Jennifer: Welcome to this evening's webinar Update on Adult Vaccination and Emerging Diseases. My name is Jennifer, your host for this evening. We are joined by our presenters, Dr Vicky Sheppheard, Ms Keira Glasgow and Dr Valerie Delpech.
Vicky: Thanks very much, Jennifer, and good evening, everyone. So I last did a presentation on vaccines for adults in 2019 and it is quite interesting that the list of vaccines that we are talking about as are being routine for people 70 years and over have changed. At that stage it was people 65 and over was the trigger for new vaccines and on top of that we have brand new vaccines that are recommended for this age group. So it is I think a good time to go through these. So I will talk briefly about COVID vaccine and the need for at least four doses. Just a brief reminder on influenza vaccine. Pneumococcal vaccine recommendations have changed quite considerably since we last looked at it, so I spend a bit of time on that and also on zoster. Keira will address Japanese encephalitis, and I will not spend any time really on diphtheria, tetanus and pertussis, just to remind you that boosters are recommended every 10 years.
Jennifer: We actually had a question come through that I think relates to this. So if a patient has been vaccinated with the zoster vaccination, what are the pros and cons of also getting vaccinated with the Shingrix vaccination?
Vicky: Well, yes. So a person who has received the zoster vaccine is considered fully vaccinated and there is no recommendation for any additional doses. So they would not be recommended to have Shingrix. Now people might have individual circumstances and very particular concerns in regards to shingles, and we do know that Zostavax effectiveness wanes over five to seven years. So I think that would be a question that I would take the individual patients circumstances and discuss it with NSWISS, but generally once the person has had Zostavax, they would not be recommended to have Shingrix.
Keira: Thanks, Vicky. I was going to say I could probably be a little bit faster if I if I needed to be. But that is okay. We can always make time at the end if needed.

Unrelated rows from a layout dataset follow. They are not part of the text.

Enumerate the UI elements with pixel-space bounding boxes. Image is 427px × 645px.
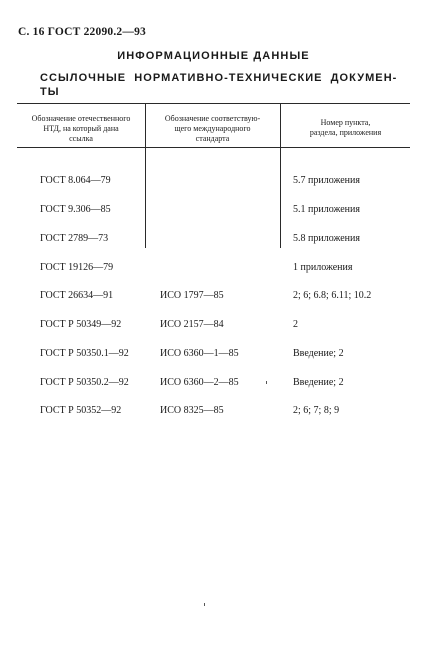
table-cell: ИСО 6360—1—85 [160,347,239,359]
table-cell: 5.1 приложения [293,203,360,215]
table-cell [160,263,239,273]
table-cell: Введение; 2 [293,376,344,388]
scan-mark [266,381,267,384]
table-cell: ГОСТ Р 50352—92 [40,405,122,417]
table-cell: ГОСТ 9.306—85 [40,203,111,215]
table-title: ССЫЛОЧНЫЕ НОРМАТИВНО-ТЕХНИЧЕСКИЕ ДОКУМЕН-ТЫ [40,72,398,98]
table-cell: ИСО 2157—84 [160,319,224,331]
table-cell: ГОСТ Р 50349—92 [40,319,122,331]
table-cell [160,176,239,186]
table-cell: 2; 6; 7; 8; 9 [293,405,340,417]
table-cell: ГОСТ 2789—73 [40,232,109,244]
table-cell: 2; 6; 6.8; 6.11; 10.2 [293,290,372,302]
table-cell: ИСО 8325—85 [160,405,224,417]
column-clause [293,157,371,435]
table-cell: Введение; 2 [293,347,344,359]
table-cell: 1 приложения [293,261,353,273]
table-cell: ГОСТ 26634—91 [40,290,114,302]
table-cell: ИСО 6360—2—85 [160,376,239,388]
column-separator-2 [280,103,281,248]
section-heading: ИНФОРМАЦИОННЫЕ ДАННЫЕ [117,50,310,62]
page-header: С. 16 ГОСТ 22090.2—93 [18,26,146,38]
header-ntd: Обозначение отечественного НТД, на который дана ссылка [31,114,131,143]
column-ntd [40,157,129,435]
table-cell [160,205,239,215]
table-cell: 5.8 приложения [293,232,360,244]
table-cell: ГОСТ Р 50350.1—92 [40,347,129,359]
table-cell: ГОСТ Р 50350.2—92 [40,376,129,388]
header-intl: Обозначение соответствую- щего международного стандарта [164,114,261,143]
table-cell: 5.7 приложения [293,175,360,187]
table-top-rule [17,103,410,104]
table-cell: ГОСТ 19126—79 [40,261,114,273]
column-intl [160,157,239,435]
table-cell: ИСО 1797—85 [160,290,224,302]
header-clause: Номер пункта, раздела, приложения [309,118,382,137]
table-cell: ГОСТ 8.064—79 [40,175,111,187]
table-cell [160,234,239,244]
table-header-rule [17,147,410,148]
table-cell: 2 [293,319,298,331]
scan-mark [204,603,205,606]
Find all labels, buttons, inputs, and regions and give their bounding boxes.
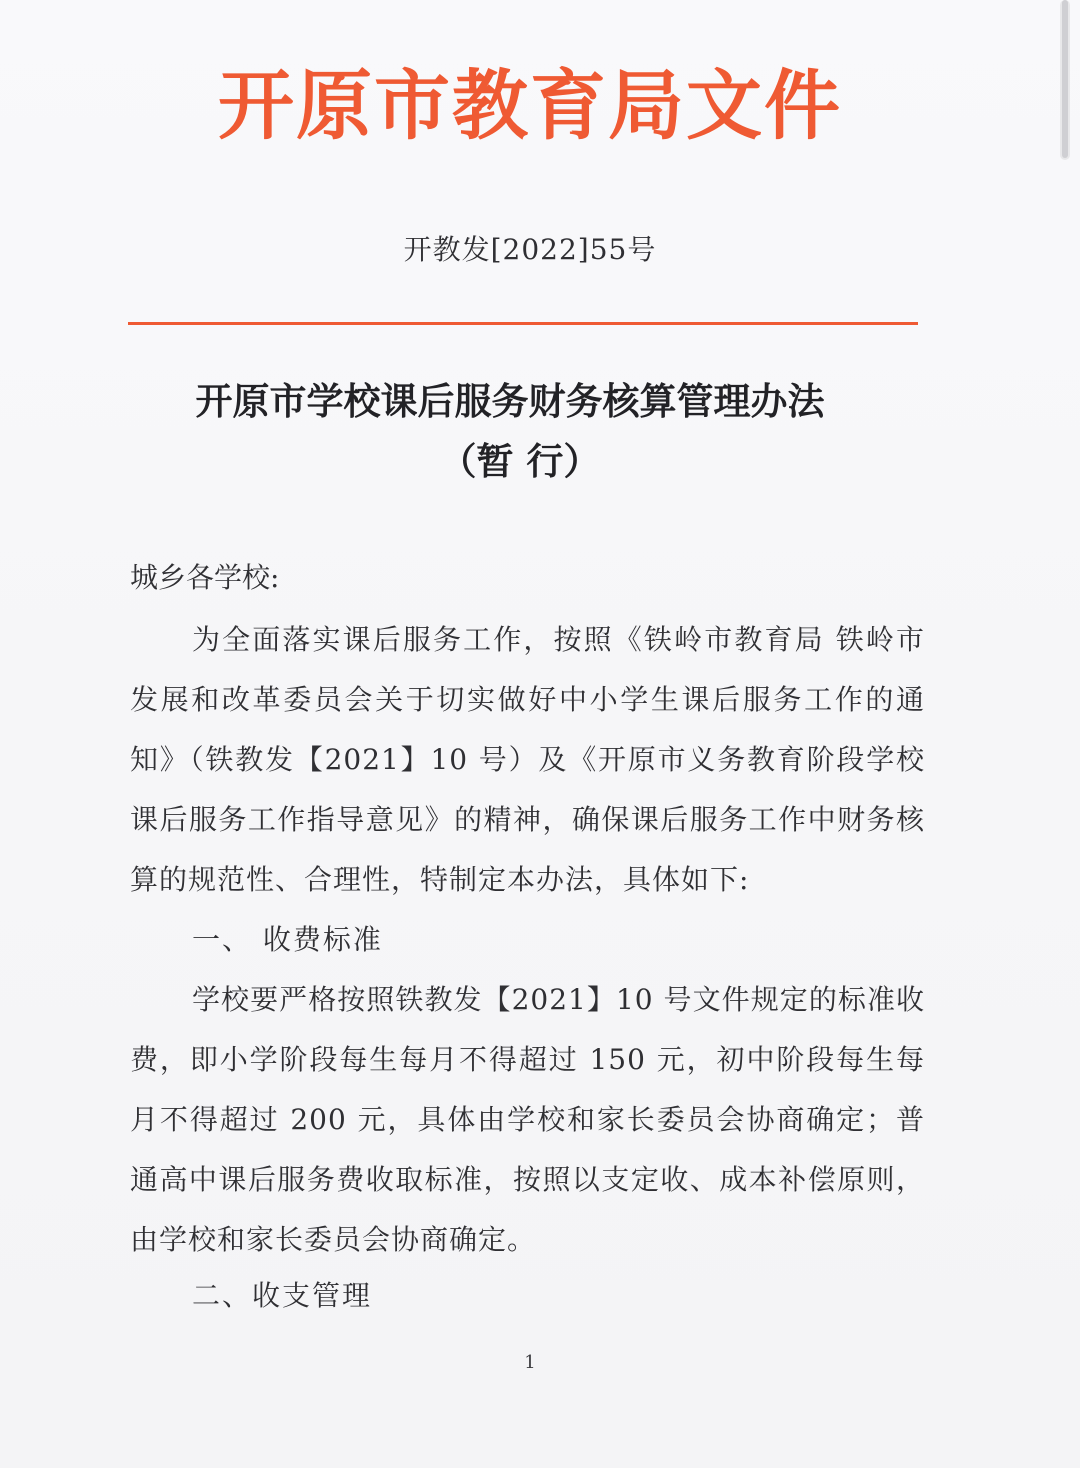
- body-paragraph: 为全面落实课后服务工作，按照《铁岭市教育局 铁岭市发展和改革委员会关于切实做好中小学生课后服务工作的通知》（铁教发【2021】10 号）及《开原市义务教育阶段学校课后服务工作指导意见》的精神，确保课后服务工作中财务核算的规范性、合理性，特制定本办法，具体如下:: [130, 623, 925, 896]
- section-heading: 二、收支管理: [192, 1279, 373, 1312]
- document-title: 开原市学校课后服务财务核算管理办法: [195, 380, 825, 423]
- scrollbar[interactable]: [1060, 0, 1070, 160]
- salutation: 城乡各学校:: [130, 561, 280, 594]
- section-heading: 一、 收费标准: [192, 923, 383, 956]
- page-number: 1: [524, 1352, 536, 1373]
- body-paragraph: 学校要严格按照铁教发【2021】10 号文件规定的标准收费，即小学阶段每生每月不得超过 150 元，初中阶段每生每月不得超过 200 元，具体由学校和家长委员会协商确定；普通高中课后服务费收取标准，按照以支定收、成本补偿原则，由学校和家长委员会协商确定。: [130, 983, 925, 1256]
- red-divider: [128, 322, 918, 325]
- document-number: 开教发[2022]55号: [403, 233, 657, 266]
- document-subtitle: （暂 行）: [439, 440, 601, 483]
- document-masthead: 开原市教育局文件: [218, 61, 842, 150]
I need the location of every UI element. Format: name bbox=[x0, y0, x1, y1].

So thank you everyone for coming, and for those who have joined since we started, what I would like to do, to take the liberty this evening is to talk about what we know about Japanese encephalitis virus in New South Wales. This is the first time we have had a chance to really talk about the vaccine as it applies to locally acquired JE virus and how those vaccine recommendations have come about.
Valerie: Thank you, Keira. That is great. And thanks Vicky. I hope you can hear me and, yes, fantastic. Okay. So, I am going to discuss monkeypox. I have got a lot of slides for you I will not go through in great detail. But basically, it is another new and unexpected infection that we have seen globally and that has started to have an impact on Australia and New South Wales in particular. Really, a little bit about the outbreak. We know that monkeypox, which in fact I should start from today because WHO from today have renamed monkeypox to mpox, so I will try and say mpox as much as possible, but I am sure my slides are already quite out of date. And really, I just do not know if I can, yes, I can swap over. Yes. Fantastic. I was just doing that. Okay, sorry about that. So really the outbreak, the current outbreak, began in May this year and it is been focused on populations of gay and bisexual men and it started mostly identified in Europe as many of you will know. But monkeypox, mpox, is not new and in fact it was identified back in the 1970s and it is been largely in African countries and associated with transmission from animal reservoirs. So it is really been a very unusual situation and certainly we think some of that outbreak has been associated with people coming out of COVID, a lot of summer parties and the introduction of unfortunately this virus into a population that was very active over the summer. And I think you can see from this graph that really illustrates here that the global outbreak is now very much on the decline and that has been the success of really behavioural modifications by far, with people having fewer sexual partners, but also the vaccination program. So that is been huge. It is largely self-limiting, and worldwide we are now over 80,000 cases but we are down to about 600, only notified across the world only last week.
Jennifer: Thank you, Valerie.
Vicky: That was the one I was madly typing away at, so definitely not Zostavax. Anyone who has had any haematological malignancy should not receive Zostavax. Shingrix is an option for them.
Jennifer: We have had some more questions come through. Would you like to answer those while we still have a few minutes?
Vicky: Yes, someone has asked for vaccine resources, so I think we will put those in to the chat at the end. So, the most important, vaccine resources, the Australian Immunisation Handbook and all the answers to the questions tonight are in there. And then of course we will give you the links to the New South Wales website and also to those, I think the overseas travel websites give much better vaccination information than Smart Traveller, speaking frankly.
Valerie: Yes, I am trying to remember. It is live, but it is not live. You do not treat it as a live vaccine.
Vicky: So advice is that JYNNEOS does not need to be managed as a live vaccine as far as other vaccinations go, so you could give a live vaccine at anytime after someone had JYNNEOS.
Jennifer: Perfect. Thank you for all answering those questions. Thank you again, Vicky, Keira and Valerie for presenting this evening, but I also wanted to thank everyone for joining us online. We do hope that you enjoyed the session and you also enjoy the rest of your evening.